Verfahrensprinzip beim Isothermschmieden
Das Umformverfahren gehört innerhalb der Lohnarbeiten im Bereich Umformverfahren zu den thermisch geführten Schmiedeprozessen. Anders als beim konventionellen Schmieden kühlt das Werkstück beim Kontakt mit dem Werkzeug nicht schlagartig ab, weil auch das Werkzeug temperiert ist. Dadurch bleiben die Fliesseigenschaften des Werkstoffs über den Umformweg stabiler, was die Formfüllung bei anspruchsvollen Konturen erleichtert und temperaturbedingte Abweichungen reduziert.
Typische Werkstoffe und Bauteile
Isothermschmieden wird vor allem bei Werkstoffen eingesetzt, die sich in engem Temperaturfenster umformen lassen oder bei sinkender Temperatur rasch an Umformbarkeit verlieren. Dazu zählen je nach Anwendung beispielsweise Titanlegierungen, Nickelbasislegierungen oder andere hochwarmfeste Werkstoffe. Typische Bauteile sind Schmiedeteile mit feinen Geometriedetails, dünneren Querschnittsbereichen oder Anforderungen an ein gleichmaessiges Gefuege.
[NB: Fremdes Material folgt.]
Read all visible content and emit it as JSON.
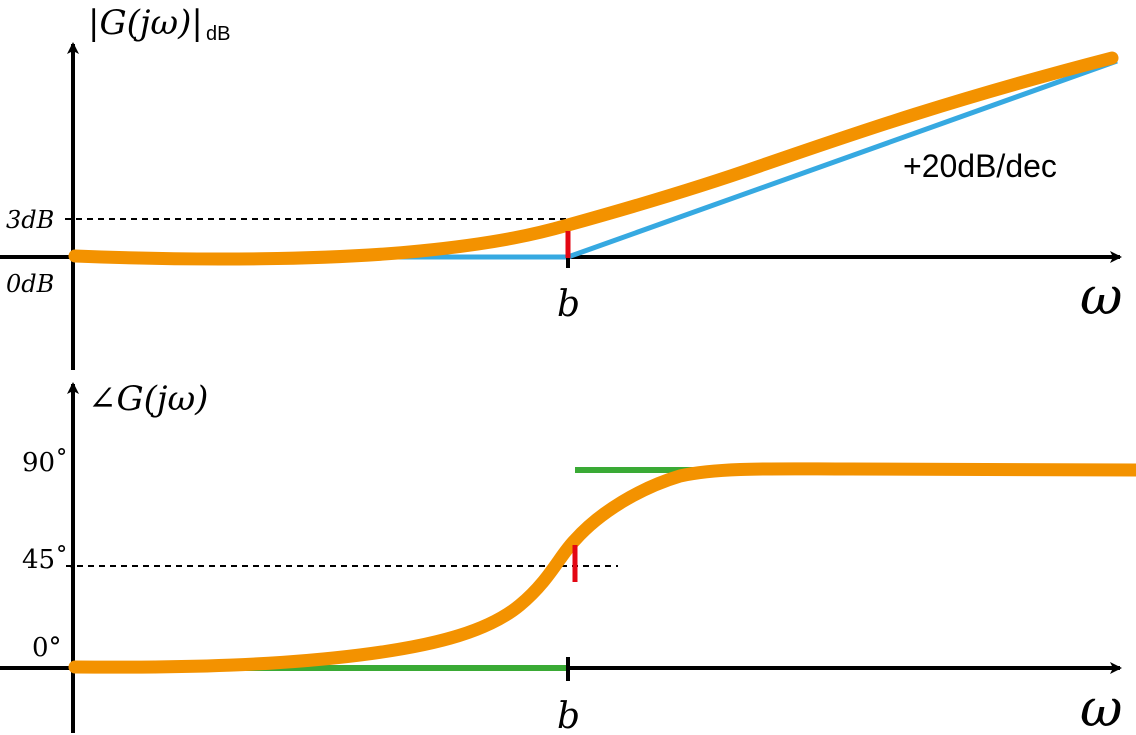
{
  "magnitude_plot": {
    "y_axis_label": "|G(jω)|",
    "y_axis_subscript": "dB",
    "x_axis_label": "ω",
    "tick_3db": "3dB",
    "tick_0db": "0dB",
    "break_label": "b",
    "slope_annotation": "+20dB/dec"
  },
  "phase_plot": {
    "y_axis_label": "∠G(jω)",
    "x_axis_label": "ω",
    "tick_90": "90˚",
    "tick_45": "45˚.",
    "tick_0": "0°",
    "break_label": "b"
  },
  "colors": {
    "exact_curve": "#f39200",
    "asymptote_magnitude": "#36a9e1",
    "asymptote_phase": "#3aaa35",
    "break_marker": "#e30613",
    "axis": "#000000"
  }
}
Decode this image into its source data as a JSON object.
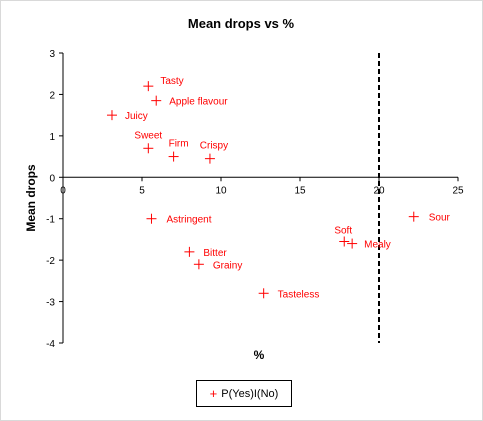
{
  "chart_data": {
    "type": "scatter",
    "title": "Mean drops vs %",
    "xlabel": "%",
    "ylabel": "Mean drops",
    "xlim": [
      0,
      25
    ],
    "ylim": [
      -4,
      3
    ],
    "xticks": [
      0,
      5,
      10,
      15,
      20,
      25
    ],
    "yticks": [
      3,
      2,
      1,
      0,
      -1,
      -2,
      -3,
      -4
    ],
    "grid": false,
    "legend_position": "bottom",
    "series": [
      {
        "name": "P(Yes)I(No)",
        "marker": "plus",
        "color": "#ff0000",
        "points": [
          {
            "label": "Tasty",
            "x": 5.4,
            "y": 2.2
          },
          {
            "label": "Apple flavour",
            "x": 5.9,
            "y": 1.85
          },
          {
            "label": "Juicy",
            "x": 3.1,
            "y": 1.5
          },
          {
            "label": "Sweet",
            "x": 5.4,
            "y": 0.7
          },
          {
            "label": "Firm",
            "x": 7.0,
            "y": 0.5
          },
          {
            "label": "Crispy",
            "x": 9.3,
            "y": 0.45
          },
          {
            "label": "Astringent",
            "x": 5.6,
            "y": -1.0
          },
          {
            "label": "Bitter",
            "x": 8.0,
            "y": -1.8
          },
          {
            "label": "Grainy",
            "x": 8.6,
            "y": -2.1
          },
          {
            "label": "Tasteless",
            "x": 12.7,
            "y": -2.8
          },
          {
            "label": "Soft",
            "x": 17.8,
            "y": -1.55
          },
          {
            "label": "Mealy",
            "x": 18.3,
            "y": -1.6
          },
          {
            "label": "Sour",
            "x": 22.2,
            "y": -0.95
          }
        ]
      }
    ],
    "reference_line": {
      "orientation": "vertical",
      "x": 20,
      "style": "dashed",
      "color": "#000000"
    }
  }
}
Fertigungstechnische Merkmale und Prozessanforderungen
Die Qualität des Ergebnisses hängt stark von der Temperaturhaltung, der Werkzeugauslegung und der kontrollierten Umformgeschwindigkeit ab. Gegenüber einfachen Warmumformprozessen ist der technische Aufwand höher, weil Werkzeuge beheizt und Prozessparameter enger überwacht werden müssen. Das Verfahren kann genutzt werden, um endkonturnahe Schmiedeteile zu erzeugen und den Umfang nachgelagerter Bearbeitung zu verringern, ersetzt diese aber nicht in jedem Fall vollständig.
Abgrenzung zu Gesenkschmieden, Freiformschmieden und Warmumformung
Isothermschmieden ist kein Sammelbegriff für Schmiedearbeiten unter Wärme, sondern eine klar definierte Ausprägung innerhalb der Umformverfahren. Vom Gesenkschmieden unterscheidet es sich durch die gezielte Angleichung der Werkzeug- und Werkstücktemperatur; beim Freiformschmieden steht dagegen die freie Formgebung ohne geschlossenes Gesenk im Vordergrund. Gegenüber allgemeinen Leistungen wie Warmumformung, Warmpressen oder Heissformpressen ist die Temperaturkonstanz hier wesentlich präziser auf den Werkstoff und die Bauteilgeometrie abgestimmt.